Rabu, 29 April 2015

Telaga Warna

Daerah puncak memang mempunyai magnet tersendiri bagi para penggila jalan-jalan. Berbagai tempat yang memanjakan keinginan mereka untuk berekreasi ada di daerah ini. Tempat yang satu ini juga berada di salah satu area di daerah puncak. Namun tidak seperti tempat-tempat
wisata lain yang pada umumnya memasang papan nama dengan sangat mencolok, tempat ini seakan tetap diam membisu dalam dinginnya kabut yang senantiasa menutupi daerah ini. Hampir tidak ada papan penunjuk keberadaan lokasi yang sudah dikenal sebagai salah satu destinasi untuk berekreasi sejak jaman Belanda dulu. Ini dibuktikan dengan adanya beberapa gambar yang masih tersimpan menjadi milik Tropenmuseum maupun KITLV. Setelah masuk menuju kesana kita baru akan menemui papan nama yang itupun berada dibalik atap para penjaja makanan dipinggir jalan. 

Terletak di Desa Tugu Kecamatan Cisarua Kabupaten Bogor, telaga ini bersembunyi dibalik ramainya pedagang yang terletak disepanjang jalan raya puncak. Berada sekitar 250 meter dari Masjid Attawun, dan bila dari arah Bogor berada di sebelah kiri jalan. Kawasan ini berada di dekat perkebunan teh PTP VII Gunung Mas, kita dimanjakan dalam perjalanan menuju ke gerbang masuk, hamparan pohon teh yang begitu indah. Sebelumnya, kawasan ini merupakan bagian dari kawasan cagar alam hutan Gunung Mega Mendung dan hutan Gunung Hambalang, sampai akhirnya pada tahun 1972 ditetapkan sebagai kawasan taman wisata.
Penamaan Telaga warna sendiri berdasarkan terjadinya fenomena perubahan warna pada air di telaga yang disebabkan akibat fenomena alam. Pantulan dari berbagai pohon yang tumbuh mengelilingi telaga ini diyakini menjadi faktor penyebab terjadinya perubahan warna tersebut.
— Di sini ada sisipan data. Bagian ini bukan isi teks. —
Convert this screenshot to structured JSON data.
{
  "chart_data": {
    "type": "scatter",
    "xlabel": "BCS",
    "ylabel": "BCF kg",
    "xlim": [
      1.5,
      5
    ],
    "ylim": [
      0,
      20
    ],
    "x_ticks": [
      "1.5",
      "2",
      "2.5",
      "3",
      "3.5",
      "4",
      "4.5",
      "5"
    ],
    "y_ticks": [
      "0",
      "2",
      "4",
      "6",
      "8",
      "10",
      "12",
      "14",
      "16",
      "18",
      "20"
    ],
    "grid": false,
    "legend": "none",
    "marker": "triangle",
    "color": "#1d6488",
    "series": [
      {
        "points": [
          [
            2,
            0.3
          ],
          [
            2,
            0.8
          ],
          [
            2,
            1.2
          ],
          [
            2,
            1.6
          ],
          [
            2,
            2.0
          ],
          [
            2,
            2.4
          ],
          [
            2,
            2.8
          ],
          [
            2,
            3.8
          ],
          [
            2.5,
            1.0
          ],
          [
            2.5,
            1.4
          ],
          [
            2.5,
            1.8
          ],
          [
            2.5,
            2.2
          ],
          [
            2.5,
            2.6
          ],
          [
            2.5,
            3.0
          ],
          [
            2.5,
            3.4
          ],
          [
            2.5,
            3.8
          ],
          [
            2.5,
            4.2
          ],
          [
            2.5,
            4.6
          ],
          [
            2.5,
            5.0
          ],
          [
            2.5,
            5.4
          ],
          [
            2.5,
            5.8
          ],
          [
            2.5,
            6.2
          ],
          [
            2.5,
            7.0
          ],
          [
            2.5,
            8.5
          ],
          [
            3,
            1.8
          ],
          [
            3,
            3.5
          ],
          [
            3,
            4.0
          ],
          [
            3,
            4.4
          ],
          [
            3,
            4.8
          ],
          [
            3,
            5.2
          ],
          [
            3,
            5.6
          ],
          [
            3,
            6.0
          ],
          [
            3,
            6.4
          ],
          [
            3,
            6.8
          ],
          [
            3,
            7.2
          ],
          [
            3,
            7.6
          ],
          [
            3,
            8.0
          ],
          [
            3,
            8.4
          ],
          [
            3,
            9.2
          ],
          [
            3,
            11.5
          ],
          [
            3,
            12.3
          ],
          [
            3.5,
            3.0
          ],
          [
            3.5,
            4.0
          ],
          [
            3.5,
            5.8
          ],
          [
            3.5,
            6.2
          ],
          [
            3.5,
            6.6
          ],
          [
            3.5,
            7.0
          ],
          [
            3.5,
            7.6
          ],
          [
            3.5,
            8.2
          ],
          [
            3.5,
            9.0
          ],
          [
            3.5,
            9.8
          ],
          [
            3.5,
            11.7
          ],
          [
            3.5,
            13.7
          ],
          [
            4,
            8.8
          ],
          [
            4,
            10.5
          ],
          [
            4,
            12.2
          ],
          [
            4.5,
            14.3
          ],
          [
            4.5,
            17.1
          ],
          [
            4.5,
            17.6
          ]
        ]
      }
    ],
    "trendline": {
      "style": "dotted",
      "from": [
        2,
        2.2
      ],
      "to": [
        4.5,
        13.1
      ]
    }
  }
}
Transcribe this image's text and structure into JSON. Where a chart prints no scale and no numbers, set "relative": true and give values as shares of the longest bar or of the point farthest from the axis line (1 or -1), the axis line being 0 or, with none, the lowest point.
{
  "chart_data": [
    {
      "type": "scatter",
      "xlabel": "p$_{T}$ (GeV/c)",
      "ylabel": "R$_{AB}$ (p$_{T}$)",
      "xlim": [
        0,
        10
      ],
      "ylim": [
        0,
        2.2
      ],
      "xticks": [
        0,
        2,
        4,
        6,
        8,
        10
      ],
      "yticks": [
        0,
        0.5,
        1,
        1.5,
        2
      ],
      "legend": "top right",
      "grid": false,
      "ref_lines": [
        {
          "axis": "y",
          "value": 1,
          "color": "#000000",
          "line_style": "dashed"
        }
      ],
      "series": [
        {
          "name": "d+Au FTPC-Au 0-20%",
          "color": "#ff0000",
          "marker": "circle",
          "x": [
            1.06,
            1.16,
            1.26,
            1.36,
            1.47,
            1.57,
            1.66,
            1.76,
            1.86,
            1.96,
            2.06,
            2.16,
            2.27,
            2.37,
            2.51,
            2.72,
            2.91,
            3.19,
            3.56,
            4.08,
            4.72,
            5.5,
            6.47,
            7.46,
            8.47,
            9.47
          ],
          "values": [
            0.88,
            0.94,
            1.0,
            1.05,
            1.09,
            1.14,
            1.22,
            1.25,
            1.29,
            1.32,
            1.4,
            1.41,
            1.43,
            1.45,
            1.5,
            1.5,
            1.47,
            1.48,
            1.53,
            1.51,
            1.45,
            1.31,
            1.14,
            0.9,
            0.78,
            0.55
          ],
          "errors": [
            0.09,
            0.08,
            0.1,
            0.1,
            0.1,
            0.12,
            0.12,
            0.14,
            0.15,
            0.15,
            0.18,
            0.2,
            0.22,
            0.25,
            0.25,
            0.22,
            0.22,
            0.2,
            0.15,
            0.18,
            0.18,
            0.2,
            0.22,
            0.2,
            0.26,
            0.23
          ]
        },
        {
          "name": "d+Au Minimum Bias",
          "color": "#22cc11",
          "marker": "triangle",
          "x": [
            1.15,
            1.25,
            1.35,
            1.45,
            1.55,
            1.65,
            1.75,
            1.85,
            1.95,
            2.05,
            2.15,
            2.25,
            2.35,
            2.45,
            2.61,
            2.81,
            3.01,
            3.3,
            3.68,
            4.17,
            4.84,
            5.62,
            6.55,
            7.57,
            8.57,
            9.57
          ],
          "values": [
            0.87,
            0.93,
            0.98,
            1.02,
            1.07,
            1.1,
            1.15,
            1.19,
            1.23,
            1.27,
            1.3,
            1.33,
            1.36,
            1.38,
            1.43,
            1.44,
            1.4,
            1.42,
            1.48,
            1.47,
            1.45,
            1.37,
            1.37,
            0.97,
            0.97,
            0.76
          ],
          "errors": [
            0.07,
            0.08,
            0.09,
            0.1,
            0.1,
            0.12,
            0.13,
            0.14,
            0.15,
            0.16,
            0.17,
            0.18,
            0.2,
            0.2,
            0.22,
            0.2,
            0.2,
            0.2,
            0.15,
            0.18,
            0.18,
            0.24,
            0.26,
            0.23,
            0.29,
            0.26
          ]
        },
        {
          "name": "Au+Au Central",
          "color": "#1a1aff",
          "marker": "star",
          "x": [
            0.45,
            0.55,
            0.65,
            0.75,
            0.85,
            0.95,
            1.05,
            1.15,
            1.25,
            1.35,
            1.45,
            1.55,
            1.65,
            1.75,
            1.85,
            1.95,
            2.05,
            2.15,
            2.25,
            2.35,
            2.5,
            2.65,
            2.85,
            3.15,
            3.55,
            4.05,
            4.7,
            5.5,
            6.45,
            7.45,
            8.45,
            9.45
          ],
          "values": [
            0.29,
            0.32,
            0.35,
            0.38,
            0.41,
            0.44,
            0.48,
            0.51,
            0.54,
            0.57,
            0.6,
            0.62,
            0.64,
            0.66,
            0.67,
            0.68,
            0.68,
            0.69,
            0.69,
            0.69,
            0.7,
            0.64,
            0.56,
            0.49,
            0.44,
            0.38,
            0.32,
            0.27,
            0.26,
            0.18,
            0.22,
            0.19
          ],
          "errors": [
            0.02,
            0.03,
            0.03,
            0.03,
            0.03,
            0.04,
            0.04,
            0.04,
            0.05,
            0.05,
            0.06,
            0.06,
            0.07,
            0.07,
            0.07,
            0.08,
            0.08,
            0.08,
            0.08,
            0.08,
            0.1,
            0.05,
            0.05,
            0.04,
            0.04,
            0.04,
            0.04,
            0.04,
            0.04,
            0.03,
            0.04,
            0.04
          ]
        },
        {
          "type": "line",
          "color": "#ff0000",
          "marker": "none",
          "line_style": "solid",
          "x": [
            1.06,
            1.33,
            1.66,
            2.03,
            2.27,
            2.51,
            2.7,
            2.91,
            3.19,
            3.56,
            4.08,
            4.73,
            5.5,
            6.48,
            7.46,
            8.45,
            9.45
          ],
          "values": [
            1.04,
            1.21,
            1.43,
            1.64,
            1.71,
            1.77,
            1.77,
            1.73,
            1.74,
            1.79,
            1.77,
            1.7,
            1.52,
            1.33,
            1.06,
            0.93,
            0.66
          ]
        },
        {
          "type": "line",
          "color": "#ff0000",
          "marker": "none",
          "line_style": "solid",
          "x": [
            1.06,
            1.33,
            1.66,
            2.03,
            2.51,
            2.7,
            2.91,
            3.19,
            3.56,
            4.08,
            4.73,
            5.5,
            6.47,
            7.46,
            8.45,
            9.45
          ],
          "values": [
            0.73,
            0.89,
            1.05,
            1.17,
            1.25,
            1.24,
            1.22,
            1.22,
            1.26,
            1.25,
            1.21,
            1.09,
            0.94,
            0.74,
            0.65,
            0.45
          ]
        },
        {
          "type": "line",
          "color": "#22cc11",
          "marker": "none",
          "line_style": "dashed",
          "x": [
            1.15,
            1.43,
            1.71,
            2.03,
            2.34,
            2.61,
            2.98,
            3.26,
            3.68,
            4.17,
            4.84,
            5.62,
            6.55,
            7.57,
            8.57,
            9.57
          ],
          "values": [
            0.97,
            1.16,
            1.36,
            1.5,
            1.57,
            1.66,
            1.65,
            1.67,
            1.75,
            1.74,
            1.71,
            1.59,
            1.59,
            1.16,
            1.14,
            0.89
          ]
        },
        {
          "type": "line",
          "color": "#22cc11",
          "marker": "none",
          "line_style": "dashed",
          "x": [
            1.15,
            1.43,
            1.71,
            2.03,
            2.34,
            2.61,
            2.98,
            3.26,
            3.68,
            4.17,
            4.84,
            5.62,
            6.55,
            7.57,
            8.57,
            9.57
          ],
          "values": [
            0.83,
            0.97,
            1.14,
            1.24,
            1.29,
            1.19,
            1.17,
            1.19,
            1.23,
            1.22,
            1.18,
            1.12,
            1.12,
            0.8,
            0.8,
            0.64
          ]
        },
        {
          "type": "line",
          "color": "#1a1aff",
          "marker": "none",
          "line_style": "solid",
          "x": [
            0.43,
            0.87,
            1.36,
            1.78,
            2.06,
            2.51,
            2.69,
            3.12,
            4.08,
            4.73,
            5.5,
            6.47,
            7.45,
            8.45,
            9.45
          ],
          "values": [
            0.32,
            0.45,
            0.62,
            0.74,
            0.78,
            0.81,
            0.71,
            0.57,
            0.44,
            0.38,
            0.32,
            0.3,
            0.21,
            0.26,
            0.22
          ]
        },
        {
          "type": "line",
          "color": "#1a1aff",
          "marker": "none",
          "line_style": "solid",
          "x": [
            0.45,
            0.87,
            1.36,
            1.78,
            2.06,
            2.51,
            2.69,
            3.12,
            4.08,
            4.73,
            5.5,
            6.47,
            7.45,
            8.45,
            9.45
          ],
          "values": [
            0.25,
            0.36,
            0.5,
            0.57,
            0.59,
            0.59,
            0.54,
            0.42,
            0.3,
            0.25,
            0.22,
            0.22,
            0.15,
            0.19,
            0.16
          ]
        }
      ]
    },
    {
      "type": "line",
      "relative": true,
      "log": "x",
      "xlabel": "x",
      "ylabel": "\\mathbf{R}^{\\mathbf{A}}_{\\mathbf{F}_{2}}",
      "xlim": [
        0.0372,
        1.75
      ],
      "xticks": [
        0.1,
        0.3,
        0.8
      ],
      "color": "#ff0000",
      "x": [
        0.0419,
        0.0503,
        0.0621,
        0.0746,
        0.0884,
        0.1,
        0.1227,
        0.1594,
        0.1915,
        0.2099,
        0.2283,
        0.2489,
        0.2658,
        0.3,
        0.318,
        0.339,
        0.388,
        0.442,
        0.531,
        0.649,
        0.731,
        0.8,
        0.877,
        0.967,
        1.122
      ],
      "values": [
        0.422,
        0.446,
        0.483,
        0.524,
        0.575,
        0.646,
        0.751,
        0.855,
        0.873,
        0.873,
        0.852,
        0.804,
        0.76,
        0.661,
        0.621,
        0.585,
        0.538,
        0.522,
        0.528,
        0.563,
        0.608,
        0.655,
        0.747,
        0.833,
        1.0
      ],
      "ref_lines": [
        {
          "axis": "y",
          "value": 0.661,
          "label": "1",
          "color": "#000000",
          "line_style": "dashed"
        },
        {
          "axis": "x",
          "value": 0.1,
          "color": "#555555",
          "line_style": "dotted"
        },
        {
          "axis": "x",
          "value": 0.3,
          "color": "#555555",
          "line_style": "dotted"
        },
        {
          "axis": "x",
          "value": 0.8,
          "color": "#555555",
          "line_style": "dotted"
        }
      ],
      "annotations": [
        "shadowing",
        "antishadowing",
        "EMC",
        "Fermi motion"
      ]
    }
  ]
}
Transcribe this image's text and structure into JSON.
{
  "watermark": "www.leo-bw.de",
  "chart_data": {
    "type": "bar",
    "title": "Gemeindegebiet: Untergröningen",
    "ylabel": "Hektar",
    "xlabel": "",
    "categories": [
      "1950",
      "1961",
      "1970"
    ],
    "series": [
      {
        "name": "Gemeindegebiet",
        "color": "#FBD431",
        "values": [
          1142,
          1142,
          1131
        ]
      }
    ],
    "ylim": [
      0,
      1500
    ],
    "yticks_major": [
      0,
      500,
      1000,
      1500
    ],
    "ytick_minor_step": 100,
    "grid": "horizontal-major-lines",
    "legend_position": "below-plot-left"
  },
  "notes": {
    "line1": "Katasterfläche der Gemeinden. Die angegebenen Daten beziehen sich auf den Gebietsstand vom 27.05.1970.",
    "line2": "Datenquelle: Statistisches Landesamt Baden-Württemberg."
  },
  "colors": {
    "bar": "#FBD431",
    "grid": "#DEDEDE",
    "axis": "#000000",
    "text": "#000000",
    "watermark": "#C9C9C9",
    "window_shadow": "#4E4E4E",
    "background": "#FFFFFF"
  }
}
Seperti halnya tempat-tempat lain yang sudah ada sejak jaman dahulu, tempat ini pun tidak lepas dari mitos masyarakat setempat yang beredar. Menurut mitos yang juga ditulis dipapan yang terletak didekat pintu gerbang kawasan ini, telaga ini dulunya merupakan suatu kerajaan yang bernama Kerajaan Kutatanggeuhan atau Kerajaan Kemuning Kewangi dengan raja Prabu Sawarna Jaya.
Juga ada kepercayaan dari masyarakat sekitar bahwa di telaga ini, selain ikan-ikan yang pada umumnya ada, disini juga berdiam dua ekor ikan, yaitu Si Layung yang berwarna merah dan si Tuhul yang berwarna hitam. Kedua ikan legenda ini dipercaya mempunyai ukuran yang sangat besar, dan jarang sekali menampakkan diri.
Terlepas dari semua mitos yang ada, tempat ini sangat layak untuk dikunjungi, untuk sekedar melepas penat akan rutinitas setiap hari. Suasana tenang dan diselimuti hawa yang sangat sejuk, memanjakan badan kita untuk sekedar duduk berdiam disana. Pantulan tumbuhan serta bukit yang berada di belakang telaga menjadi sajian yang sangat indah bagi mata kita. Dan bila kita berkenan, disana juga disediakan rakit bagi yang ingin mengelilingi telaga ini atau menikmati pesonanya dari tengah telaga. Pada jam-jam tertentu, kawanan monyet akan datang, turun dari hutan di belakang telaga. Cukup banyak mereka bergerombol datang, dan sejauh yang saya lihat, sepertinya mereka mencari sesuatu untuk bisa mereka makan.
Jauhkan keinginan kita untuk bisa berenang ditempat ini. Ada beberapa fasilitas baru yang disediakan di kawasan ini yang bisa kita gunakan. Lokasi ini memang tidak memanjakan kita dengan segala fasilitas seperti lokasi wisata yang lain. Namun dalam kesunyian, kedamaian dan diselimuti hawa dingin, mata dan hati kita akan dibawa ketempat yang begitu berbeda, yang jauh dari segala macam hiruk pikuk yang ada.